Salah satu novel yang
membuat hati kita trenyuh kepada orang tua adalah novel Ibuk. Novel ini
merupakan buah karya dari Iwan Setyawan. Novel yang diterbitkan pada tahun 2012
ini dapat menjadi inspirasi bagi kita sebagai anak. Anak yang selalu ini
berbakti kepada kedua orang tua kita, terutama kepada ibu kita. Simak sinopsis novel
Ibuk berikut ini.
Ibuk
Tinah,
seorang gadis putus sekolah. Seorang gadis yang hidupnya tidak pernah pergi
dari Gang Buntu, Batu, Malang. Seorang gadis yang lugu, berambut panjang tanpa
poni, berkulit kuning langsat, mata sesegar pagi di kaki Gunung Panderman dan
wajah yang sederhana namun menenangkan.
Ketika usianya menginjak 16 tahun, Tinah diajak untuk membantu
neneknya, Mbok Pah untuk berjual baju bekas di Pasar Batu. Mbok Pah mempunyai
kios di Pasar Batu dan berharap Tinah dapat menggantikannya nanti. Di pasar,
Tinah jarang bergaul. Padahal, wajah Tinah yang tenang dapat membuat siapa saja
yang melihatnya langsung suka. Seperti Cak Ali, penjual tempe yang kiosnya
bersebelahan dengan kios Mbok Pah. Sebelum pulang, Cak Ali sering memberikan
tempe kepada Tinah, Tinah juga sering mengantarkan sarapan masakannya sendiri
kepada Cak Ali. Namun, belum ada ikatan apapun diantara mereka meski Mbok Pah
sudah mengetahuinya dan tidak keberatan.
Umur
Tinah kini 17 tahun, Mbok Pah mewanti-wanti Tinah untuk segera berumah tangga.

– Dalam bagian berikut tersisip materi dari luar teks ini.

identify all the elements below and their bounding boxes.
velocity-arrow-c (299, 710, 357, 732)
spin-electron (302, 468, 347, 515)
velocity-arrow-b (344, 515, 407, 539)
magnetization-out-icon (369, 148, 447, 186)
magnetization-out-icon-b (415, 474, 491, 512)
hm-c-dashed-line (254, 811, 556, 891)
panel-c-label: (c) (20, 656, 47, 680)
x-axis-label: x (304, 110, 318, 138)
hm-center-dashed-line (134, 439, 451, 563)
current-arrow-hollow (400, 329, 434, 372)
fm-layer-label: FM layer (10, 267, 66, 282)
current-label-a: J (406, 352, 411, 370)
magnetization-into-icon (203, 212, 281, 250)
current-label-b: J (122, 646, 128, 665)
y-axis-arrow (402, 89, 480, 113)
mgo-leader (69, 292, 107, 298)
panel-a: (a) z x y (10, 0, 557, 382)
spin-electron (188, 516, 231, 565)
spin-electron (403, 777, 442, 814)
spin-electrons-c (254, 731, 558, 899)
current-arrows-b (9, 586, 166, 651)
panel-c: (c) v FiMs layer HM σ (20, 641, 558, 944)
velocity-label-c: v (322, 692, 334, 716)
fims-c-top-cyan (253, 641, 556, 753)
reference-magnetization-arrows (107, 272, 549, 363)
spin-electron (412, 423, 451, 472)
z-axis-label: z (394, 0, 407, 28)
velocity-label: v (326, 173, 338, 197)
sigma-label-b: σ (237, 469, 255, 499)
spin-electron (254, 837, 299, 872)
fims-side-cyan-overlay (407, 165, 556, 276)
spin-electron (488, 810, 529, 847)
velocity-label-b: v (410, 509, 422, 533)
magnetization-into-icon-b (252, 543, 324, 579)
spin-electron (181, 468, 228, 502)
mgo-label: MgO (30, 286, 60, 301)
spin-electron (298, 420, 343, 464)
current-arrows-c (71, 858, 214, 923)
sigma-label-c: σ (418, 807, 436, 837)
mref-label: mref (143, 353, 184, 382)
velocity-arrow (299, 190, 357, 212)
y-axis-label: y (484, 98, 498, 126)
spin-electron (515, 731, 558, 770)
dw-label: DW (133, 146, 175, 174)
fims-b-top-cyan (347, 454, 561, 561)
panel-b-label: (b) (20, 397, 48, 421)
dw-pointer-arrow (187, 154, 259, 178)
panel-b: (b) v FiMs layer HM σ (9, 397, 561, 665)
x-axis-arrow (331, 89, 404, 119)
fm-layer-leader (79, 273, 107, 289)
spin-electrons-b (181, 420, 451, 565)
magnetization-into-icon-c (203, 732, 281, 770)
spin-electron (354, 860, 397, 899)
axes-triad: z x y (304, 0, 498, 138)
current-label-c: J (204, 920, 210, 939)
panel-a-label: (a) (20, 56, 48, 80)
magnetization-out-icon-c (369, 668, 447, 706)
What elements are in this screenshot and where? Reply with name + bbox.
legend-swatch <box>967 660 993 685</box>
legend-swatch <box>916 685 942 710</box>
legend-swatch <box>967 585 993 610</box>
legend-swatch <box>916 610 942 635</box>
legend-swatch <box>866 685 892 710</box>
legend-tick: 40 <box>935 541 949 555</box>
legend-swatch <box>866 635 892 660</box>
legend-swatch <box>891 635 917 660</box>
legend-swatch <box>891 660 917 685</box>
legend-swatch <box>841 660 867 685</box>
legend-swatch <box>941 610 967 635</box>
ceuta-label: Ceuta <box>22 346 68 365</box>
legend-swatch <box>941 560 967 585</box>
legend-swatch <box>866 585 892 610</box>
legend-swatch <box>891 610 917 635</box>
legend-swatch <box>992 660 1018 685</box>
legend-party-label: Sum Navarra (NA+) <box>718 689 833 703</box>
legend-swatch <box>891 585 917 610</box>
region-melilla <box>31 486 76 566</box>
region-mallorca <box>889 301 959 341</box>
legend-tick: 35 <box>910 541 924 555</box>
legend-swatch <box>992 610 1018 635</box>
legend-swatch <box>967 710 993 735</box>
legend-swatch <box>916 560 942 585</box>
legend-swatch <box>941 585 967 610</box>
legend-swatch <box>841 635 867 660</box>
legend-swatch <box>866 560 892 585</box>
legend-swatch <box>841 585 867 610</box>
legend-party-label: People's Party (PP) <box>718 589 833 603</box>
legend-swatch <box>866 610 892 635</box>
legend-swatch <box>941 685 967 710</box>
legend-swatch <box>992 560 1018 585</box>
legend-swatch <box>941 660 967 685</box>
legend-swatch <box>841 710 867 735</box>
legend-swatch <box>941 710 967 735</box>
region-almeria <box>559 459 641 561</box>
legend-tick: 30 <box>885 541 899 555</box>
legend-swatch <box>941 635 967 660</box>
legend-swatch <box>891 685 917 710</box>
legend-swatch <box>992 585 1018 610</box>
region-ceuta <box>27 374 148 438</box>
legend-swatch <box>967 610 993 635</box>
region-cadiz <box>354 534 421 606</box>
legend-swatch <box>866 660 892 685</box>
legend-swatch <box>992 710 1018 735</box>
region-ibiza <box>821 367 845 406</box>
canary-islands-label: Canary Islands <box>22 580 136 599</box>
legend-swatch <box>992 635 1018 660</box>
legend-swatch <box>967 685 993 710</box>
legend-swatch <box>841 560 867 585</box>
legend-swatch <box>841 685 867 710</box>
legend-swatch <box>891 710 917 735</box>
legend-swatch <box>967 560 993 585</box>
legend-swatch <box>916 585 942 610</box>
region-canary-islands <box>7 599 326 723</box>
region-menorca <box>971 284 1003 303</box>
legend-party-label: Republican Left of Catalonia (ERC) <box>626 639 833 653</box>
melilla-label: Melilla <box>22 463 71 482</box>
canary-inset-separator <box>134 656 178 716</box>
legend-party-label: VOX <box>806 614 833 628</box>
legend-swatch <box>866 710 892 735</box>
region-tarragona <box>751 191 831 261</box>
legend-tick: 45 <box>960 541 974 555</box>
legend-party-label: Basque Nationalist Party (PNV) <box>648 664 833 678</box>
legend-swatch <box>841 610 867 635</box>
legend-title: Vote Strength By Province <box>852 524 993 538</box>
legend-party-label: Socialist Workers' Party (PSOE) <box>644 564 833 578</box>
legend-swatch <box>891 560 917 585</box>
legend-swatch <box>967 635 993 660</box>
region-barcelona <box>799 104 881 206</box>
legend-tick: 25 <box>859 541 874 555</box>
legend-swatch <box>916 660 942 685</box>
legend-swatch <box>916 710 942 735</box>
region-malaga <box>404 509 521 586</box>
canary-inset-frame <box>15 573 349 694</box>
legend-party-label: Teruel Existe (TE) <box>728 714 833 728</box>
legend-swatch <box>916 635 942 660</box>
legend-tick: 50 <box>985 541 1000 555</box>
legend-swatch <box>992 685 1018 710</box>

Mbok Pah malah berniat menjodohkannya dengan Cak Ali, Tinah hanya menunduk
malu. Tetapi keliru, bukan Cak Ali yang berhasil memikat hati Tinah, melainkan
seorang playboy pasar yang hanya seorang kenek angkot. Seorang pemuda
berusia 23 tahun. Matanya melankonis tapi tajam, badannya tidak tinggi tapi
gagah, gayanya flamboyan dengan alis tebal dan bibir penuh. Abdul Hasyim
namanya. Pemuda yang dekat dengan semua orang di pasar dari ibu-ibu sampai
preman pasar. Ketika Sim menyapa Mbok Pah, matanya yang melankonis bertemu
dengan mata Tinah yang menenangkan. Sim terseret dengan keluguan di wajah
Tinah. Pandangan keduanya saling membekas di hati masing-masing. Esok paginya,
kala Sim berjalan menuju warung langganannya matanya bertemu tatap dengan
Tinah, seolah berbicara lewat mata.
Namun
malam harinya, entah tahu dari mana Hasyim menemui Tinah di rumahnya. Mbok Pah
yang ikut menemani undur diri. Kini tinggal Tinah dan Sim yang mengobrol
ditemani teh hangat yang Tinah buat. Obrolan mereka bergulir pada asal-usul Sim
yang hanya diasuh oleh orang tua angkat dan sudah meninggal lama, sementara Sim
belum pernah mengetahui bagaimana rupa orang tua kandungnya di Yogyakarta.
Sekarang Sim ikut kakak perempuannya dan ikut membantu kakak iparnya menjadi
kenek angkot. Sebelum Sim pamit, Sim meminta izin untuk datang lagi besok
menemui Tinah. Ada kehangatan yang tertinggal di ruang tamu. Sim ingin menemui
Tinah lagi.
Semua
berjalan seperti biasa. Cak Ali masih memberikan tempe kepada Tinah meski Cak
Ali tahu, playboy kampung telah memenangkan hati Tinah. Hubungan Tinah
dan Sim terus berkembang, terjalin semakin erat. Kemarin Sim mengajak Tinah
untuk menonton layar tancep dan berjalan-jalan dengan angkotnya. Maka
berlabuhlah cinta mereka berdua. Orang tua Sim datang untuk melamar Tinah dan
memutuskan tanggal untuk pernikahan mereka yakni bulan depan. Tepat satu minggu
sebelum Tinah melangsungkan pernihakan, Mbok Pah meninggal dunia karena sakit.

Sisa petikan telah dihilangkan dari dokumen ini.